Question 5: What should be a prime concern for storing data?

• Data safety and privacy
• Hiring the right database manager
• The size of the files
• The physical location of the servers

Question 6: What is a good starting point for data mining?

• Data Visualization
• Writing a data dictionary
• Non-parametric methods
• Creating a relational database
• Machine learning

Question 7: Complete the following sentence that best explains why business needs to capture data: At the end of the day, for businesses, they know one thing, that if they are unable to measure something:

• they are unable to graph it
• they are unable to improve it
• they are unable to show compliance with tax laws
• they are unable to facilitate meetings between sales and marketing

Question 8: When establishing data mining goals, the accuracy expected from the results also influences the:

• The timelines for the project
• The scope of the project
• The costs
• The presentation
• Data scientist

Question 9: When processing data, what factor can lead to errors in data?

• Synchronizing the database
• Changing services providers
• Renaming variables
• Human error
• Overfitting

Question 10: A good data scientist should?

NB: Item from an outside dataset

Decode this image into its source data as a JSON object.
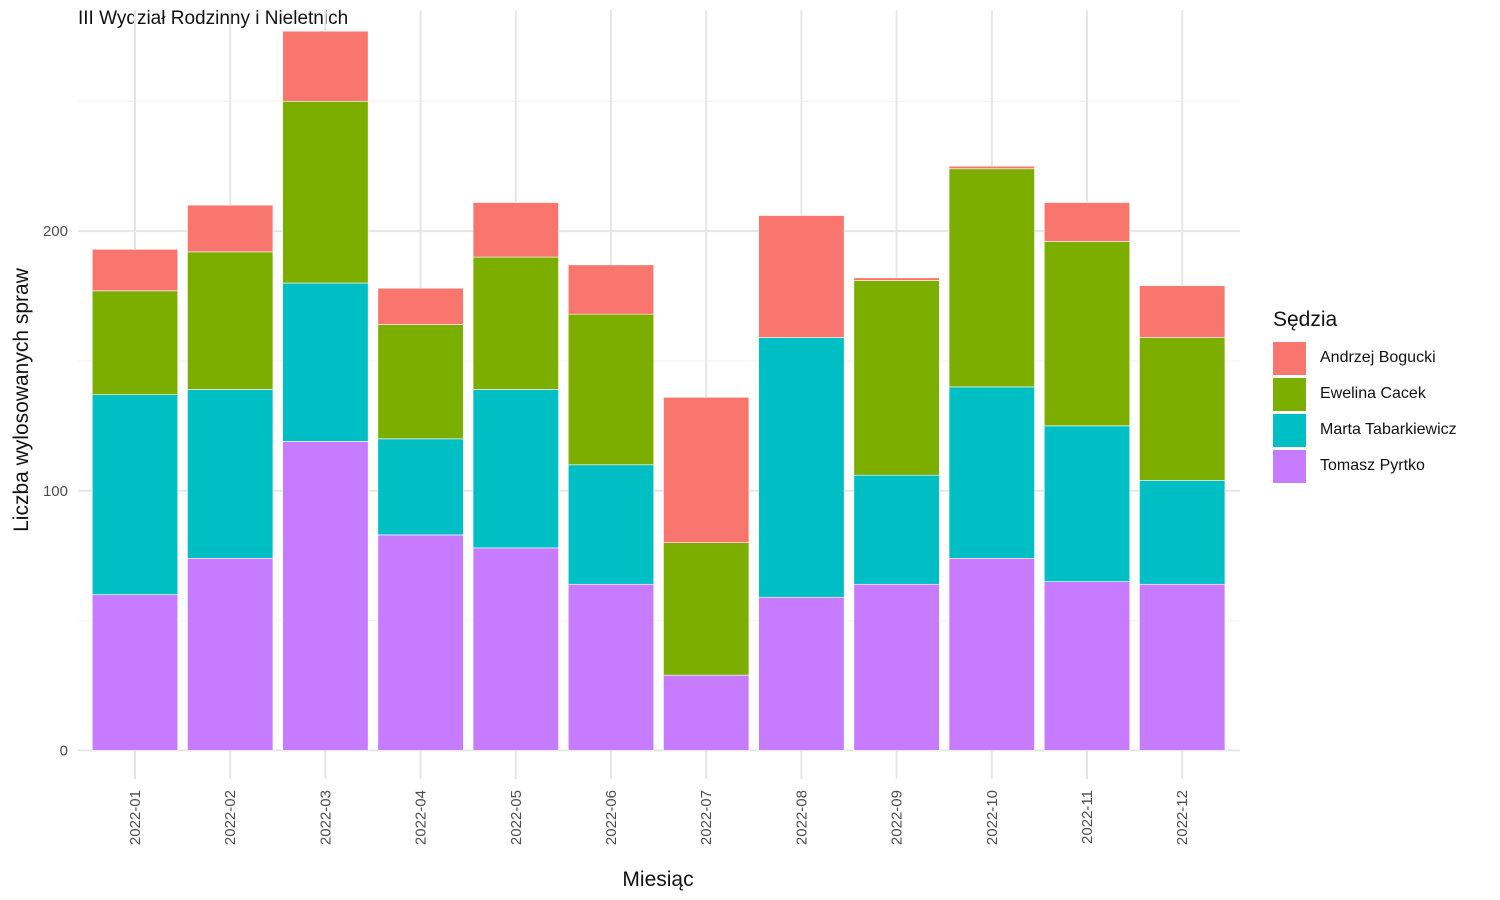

• calculate confidence intervals
• be sceptical
• use complicated models
• only use big data

## Introduction to Data Science 101

Data science is an interdisciplinary field that involves extracting insights and knowledge from data using various techniques and methodologies. Here’s a basic introduction to some key concepts in data science:

1. Data: Data is at the heart of data science. It can be any information that is collected, stored, and analyzed. Data can come in different forms such as structured data (organized in a tabular format like databases), unstructured data (text, images, videos), and semi-structured data (a mix of both).
2. Statistics: Statistics is fundamental to data science. It involves collecting, analyzing, interpreting, and presenting data. Statistical methods help in summarizing data, making inferences, and predicting future outcomes based on historical data.
3. Machine Learning: Machine learning is a subset of artificial intelligence (AI) that focuses on developing algorithms and models that enable computers to learn from data and make predictions or decisions without being explicitly programmed. There are various types of machine learning techniques, including supervised learning, unsupervised learning, and reinforcement learning.
4. Data Mining: Data mining is the process of discovering patterns, correlations, and insights from large datasets. It involves using techniques from statistics, machine learning, and database systems to extract useful information from data.
5. Data Visualization: Data visualization is the graphical representation of data. It helps in understanding complex data patterns, trends, and relationships by presenting information in a visual format such as charts, graphs, and maps.
6. Big Data: Big data refers to extremely large and complex datasets that traditional data processing methods are inadequate to handle. Big data technologies such as Hadoop and Spark are used to store, process, and analyze massive volumes of data.
7. Python/R Programming: Python and R are two of the most popular programming languages used in data science. They offer powerful libraries and tools for data manipulation, analysis, and visualization.
8. Data Preprocessing: Data preprocessing involves cleaning, transforming, and organizing raw data into a format suitable for analysis. It is a crucial step in the data science workflow as the quality of the input data directly impacts the results of analysis.
9. Data Ethics and Privacy: Data ethics and privacy considerations are important in data science. It involves ensuring that data is collected, stored, and used in an ethical and responsible manner, while also respecting the privacy rights of individuals.
10. Domain Knowledge: Domain knowledge refers to expertise in a specific field or industry. It plays a vital role in data science as understanding the context and nuances of the data domain is essential for accurate analysis and interpretation.